Las
dos adoraban fabricar juguetes para los niños. A veces, cosían
suaves muñecos que los acompañasen cuando fuesen a dormir. En otras
ocasiones, montaban pieza a pieza casitas de juguete, coches y
trenecitos. Todo lo hacían con mucho cariño, esperando que el
destinatario de cada pieza tuviese una vida un poco más divertida.
Un
día, una de ellas se enamoró de un muchacho muy rico. El joven la
correspondía, y lleno de pasión, decidió construir una fábrica de
juguetes para ella sola. La chica aceptó encantada: ¡Era lo que
había estado soñando durante toda su vida!
Su
hermana, mientras, seguía construyendo los juguetes a mano en el
pequeño taller que las dos tenían en su casa. Cuando la noticia le
llegó, se alegró por la hermana, pero se negó a incorporarse a la
fábrica cuando estuviese terminada.
—No
te ofendas, pero siempre me ha gustado construir los juguetes yo
misma y vivir todo el proceso: desde que empiezo a tallar una peonza,
hasta que termino de decorarla y se la entrego a un niño. Siento que
ese objeto ha sido hecho por mí de verdad, con total libertad para
decidir cómo elaborarlo. Ese juguete ya no es solo un cachivache: es
también una expresión de mí misma.
—Pero
así tardas demasiado, hermana, y no podrás llegar a miles de niños.

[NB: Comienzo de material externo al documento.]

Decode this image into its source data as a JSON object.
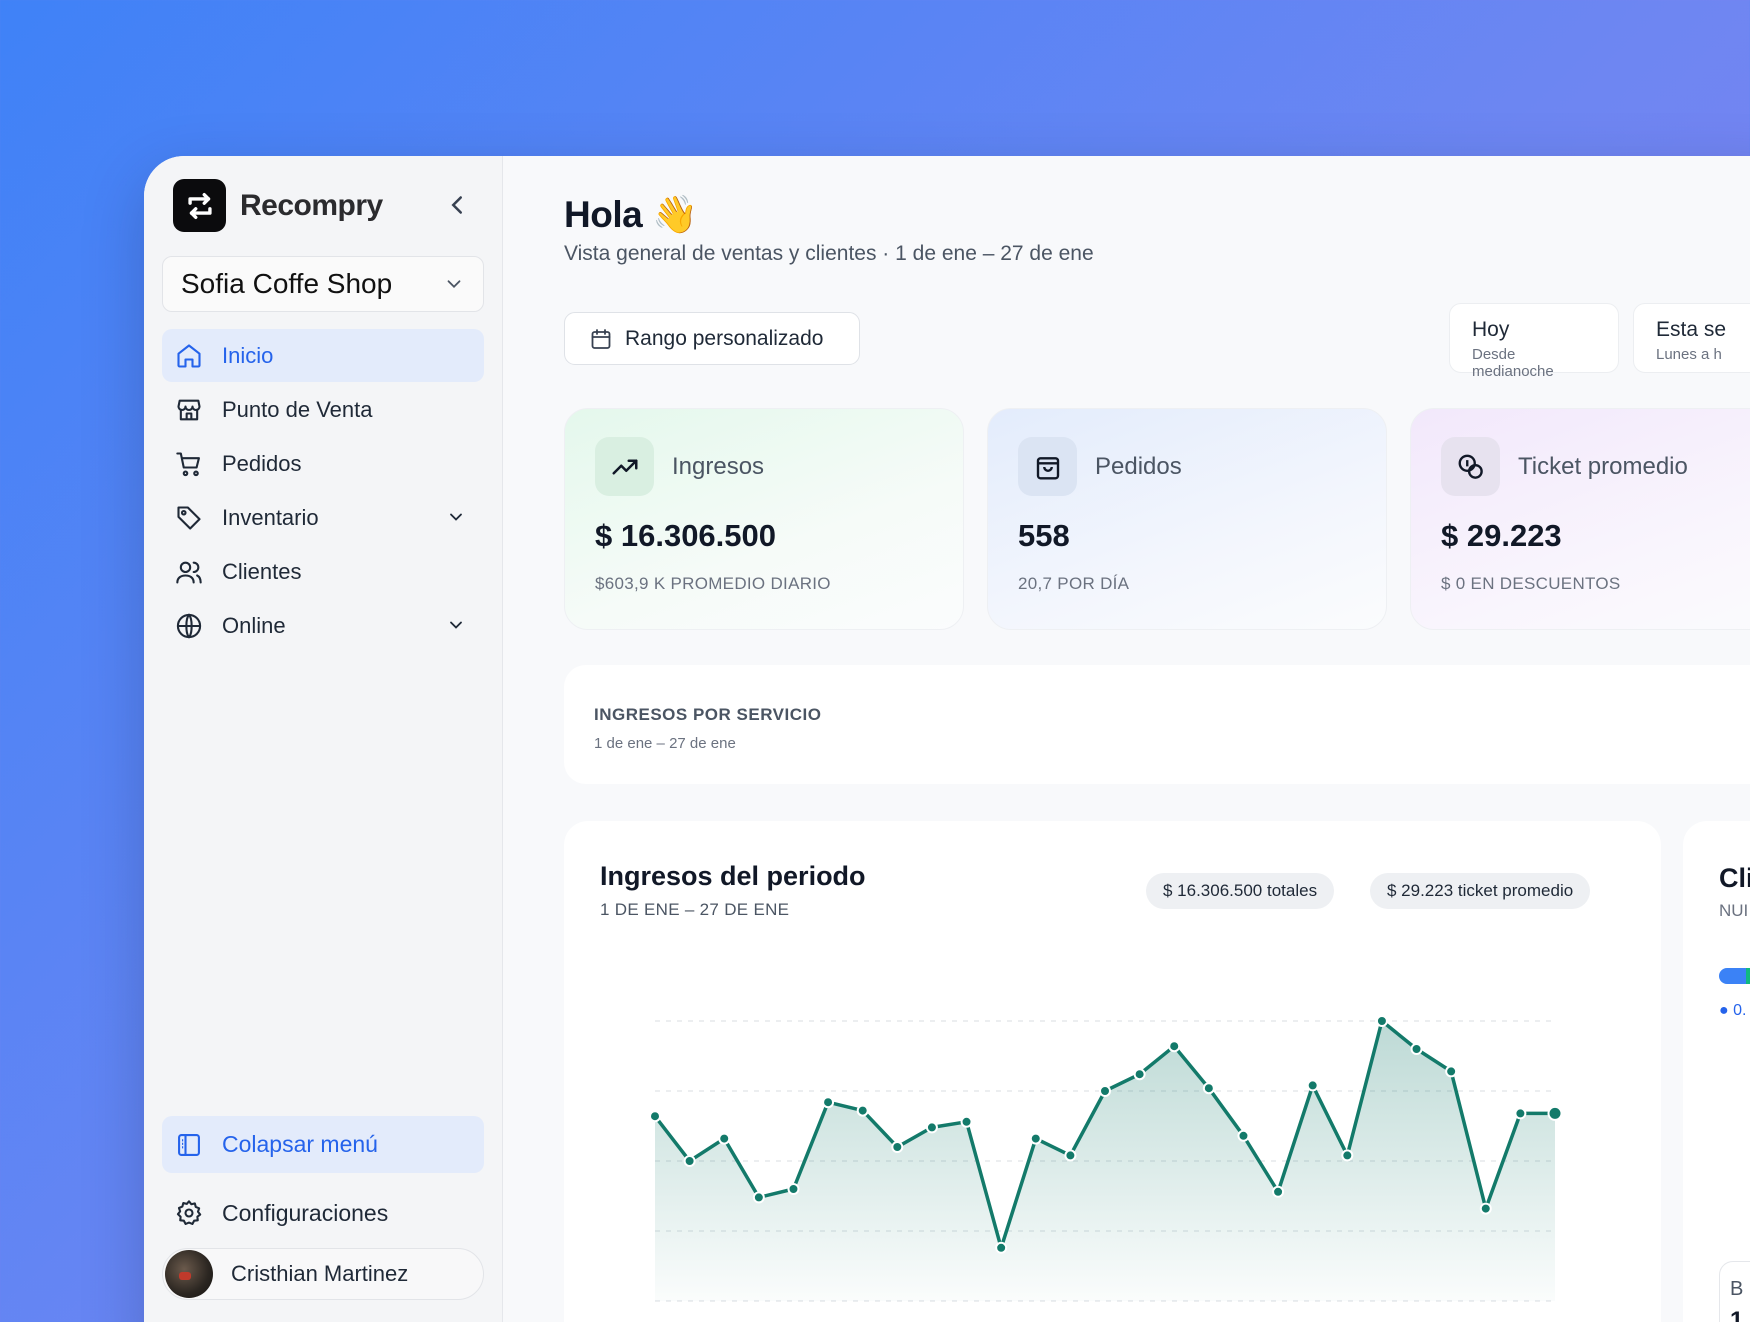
{
  "brand": {
    "name": "Recompry"
  },
  "shop": {
    "selected": "Sofia Coffe Shop"
  },
  "nav": [
    {
      "label": "Inicio",
      "icon": "home-icon",
      "active": true
    },
    {
      "label": "Punto de Venta",
      "icon": "store-icon"
    },
    {
      "label": "Pedidos",
      "icon": "cart-icon"
    },
    {
      "label": "Inventario",
      "icon": "tag-icon",
      "expandable": true
    },
    {
      "label": "Clientes",
      "icon": "users-icon"
    },
    {
      "label": "Online",
      "icon": "globe-icon",
      "expandable": true
    }
  ],
  "sidebar_footer": {
    "collapse_label": "Colapsar menú",
    "settings_label": "Configuraciones",
    "user_name": "Cristhian Martinez"
  },
  "header": {
    "greeting": "Hola",
    "wave": "👋",
    "subtitle": "Vista general de ventas y clientes · 1 de ene – 27 de ene"
  },
  "range_button": "Rango personalizado",
  "periods": [
    {
      "title": "Hoy",
      "sub": "Desde medianoche"
    },
    {
      "title": "Esta se",
      "sub": "Lunes a h"
    }
  ],
  "kpis": [
    {
      "title": "Ingresos",
      "value": "$ 16.306.500",
      "note": "$603,9 K PROMEDIO DIARIO",
      "icon": "trending-up-icon"
    },
    {
      "title": "Pedidos",
      "value": "558",
      "note": "20,7 POR DÍA",
      "icon": "shopping-bag-icon"
    },
    {
      "title": "Ticket promedio",
      "value": "$ 29.223",
      "note": "$ 0 EN DESCUENTOS",
      "icon": "coins-icon"
    }
  ],
  "service": {
    "title": "INGRESOS POR SERVICIO",
    "range": "1 de ene – 27 de ene"
  },
  "revenue_chart": {
    "title": "Ingresos del periodo",
    "range": "1 DE ENE – 27 DE ENE",
    "total_pill": "$ 16.306.500 totales",
    "avg_pill": "$ 29.223 ticket promedio"
  },
  "chart_data": {
    "type": "area",
    "title": "Ingresos del periodo",
    "x": [
      1,
      2,
      3,
      4,
      5,
      6,
      7,
      8,
      9,
      10,
      11,
      12,
      13,
      14,
      15,
      16,
      17,
      18,
      19,
      20,
      21,
      22,
      23,
      24,
      25,
      26,
      27
    ],
    "series": [
      {
        "values": [
          0.66,
          0.5,
          0.58,
          0.37,
          0.4,
          0.71,
          0.68,
          0.55,
          0.62,
          0.64,
          0.19,
          0.58,
          0.52,
          0.75,
          0.81,
          0.91,
          0.76,
          0.59,
          0.39,
          0.77,
          0.52,
          1.0,
          0.9,
          0.82,
          0.33,
          0.67,
          0.67
        ]
      }
    ],
    "ylim": [
      0,
      1.0
    ],
    "grid": true,
    "color": "#137a6a"
  },
  "clients_card": {
    "title": "Cli",
    "sub": "NUI",
    "legend": "● 0.",
    "box_a": "B",
    "box_b": "1"
  }
}
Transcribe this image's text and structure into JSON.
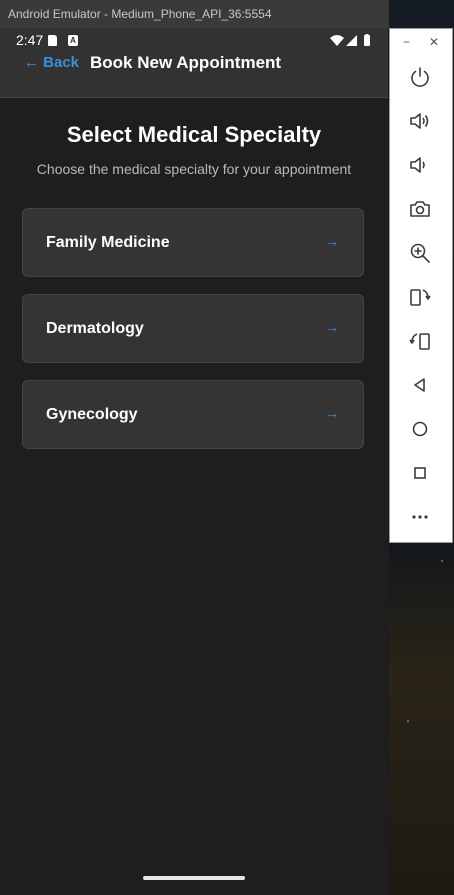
{
  "window": {
    "title": "Android Emulator - Medium_Phone_API_36:5554"
  },
  "status_bar": {
    "time": "2:47",
    "a_icon_letter": "A",
    "icons": [
      "sd-card-icon",
      "a-icon",
      "wifi-icon",
      "signal-icon",
      "battery-icon"
    ]
  },
  "header": {
    "back_label": "← Back",
    "title": "Book New Appointment"
  },
  "main": {
    "title": "Select Medical Specialty",
    "subtitle": "Choose the medical specialty for your appointment",
    "specialties": [
      {
        "label": "Family Medicine",
        "arrow": "→"
      },
      {
        "label": "Dermatology",
        "arrow": "→"
      },
      {
        "label": "Gynecology",
        "arrow": "→"
      }
    ]
  },
  "emulator_toolbar": {
    "minimize": "−",
    "close": "✕",
    "buttons": [
      "power-icon",
      "volume-up-icon",
      "volume-down-icon",
      "camera-icon",
      "zoom-icon",
      "rotate-left-icon",
      "rotate-right-icon",
      "back-icon",
      "home-icon",
      "overview-icon",
      "more-icon"
    ]
  },
  "colors": {
    "accent": "#3a8fd6",
    "background": "#1e1e1e",
    "header": "#323232",
    "card": "#343434"
  }
}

Si vienes conmigo a la fábrica que mi amado me ha construido,
tendrás muchas más facilidades. Con todas las máquinas que vamos a
tener, el éxito está asegurado.
—Puede
que tengas razón, pero prefiero trabajar aquí. Gracias.
La
hermana no la entendió muy bien, pero no insistió más.
Al
cabo de un año, una gran fábrica se alzaba majestuosa a la entrada
de la aldea. Con sus múltiples aparatos, y varias decenas de
trabajadores, pronto se convirtió en el lugar favorito de los niños
para ir a encargar sus juguetes. La hermana del taller tenía cada
vez menos pedidos, pero vendía lo necesario para poder subsistir.
La
hermana de la fábrica estaba muy contenta: dibujaba un juguete, y al
cabo de pocos días miles de ellos se vendían a los niños de toda
la comarca. Pronto, todos los infantes del pequeño país en el que
habitaba tenían por lo menos cinco juguetes suyos.
—¿Ves?
—le decía a su hermana—. El éxito que estamos teniendo es
enorme. Trabajo mucho menos que tú, y gano mucho más dinero. Si
quieres, aún estás a tiempo de unirte.
—Cada
día me despierto con calma —respondía la otra chica—, y veo el
amanecer desde la ventana de mi habitación. Me deleito con los
cantos de los pájaros mientras tomo el desayuno, y los sigo
escuchando cuando me pongo a hacer los juguetes. Entonces, el sol
entra con sus rayos en el taller y me ilumina mientras termino mi
trabajo. No desearía sustituir los trinos por los ruidos de las
máquinas, ni el calor del sol por la oscuridad y humedad de la
fábrica.
—Como
quieras —concluyó la hermana—. Pero así nunca llegarás tan
alto como he llegado yo.
Aquella
enorme factoría acabó siendo conocida en todos los países
fronterizos, y los niños de su pequeño país rebosaban de juguetes.
Había tantos, que la gente comenó a cansarse de ellos, y dejaron de
comprarlos.
Solo
unos pocos niños, que vivían en la aldea, seguían comprando los
juguetes que hacía la hermana del taller con sus manos. Había
menos, valían más dinero, pero ninguno era igual al anterior.
Al
cabo de unos meses, el chico que había comprado la fábrica a su
amada comenzó a impacientarse. Las ventas decaían estrepitosamente,
y la factoría solo daba pérdidas. Así que, a pesar de las súplicas
de la chica, que estaba dispuesta a hacer lo que fuera para seguir
construyendo juguetes, decidió cerrarla para siempre. Vendió la
fábrica e invirtió el dinero en otro negocio.
Ella,
desolada, volvió al taller. Se sentó al lado de su hermana, y
contempló apenada todos los juguetes que esta había estado haciendo
durante las últimas semanas. Ella ya no tenía una fábrica que
pudiese iluminar los sueños de los niños. Así que, sin mediar
palabra, cogió una aguja, un hilo, y se propuso coser el balón más
bonito que hubiese confeccionado jamás.
Los
castillos que otros nos construyen caerán con el tiempo, y nos
dejarán ruinas.
Pero
aquella cabaña que nosotros hayamos cimentado, podremos levantarla
de nuevo cada vez que el viento la derribe.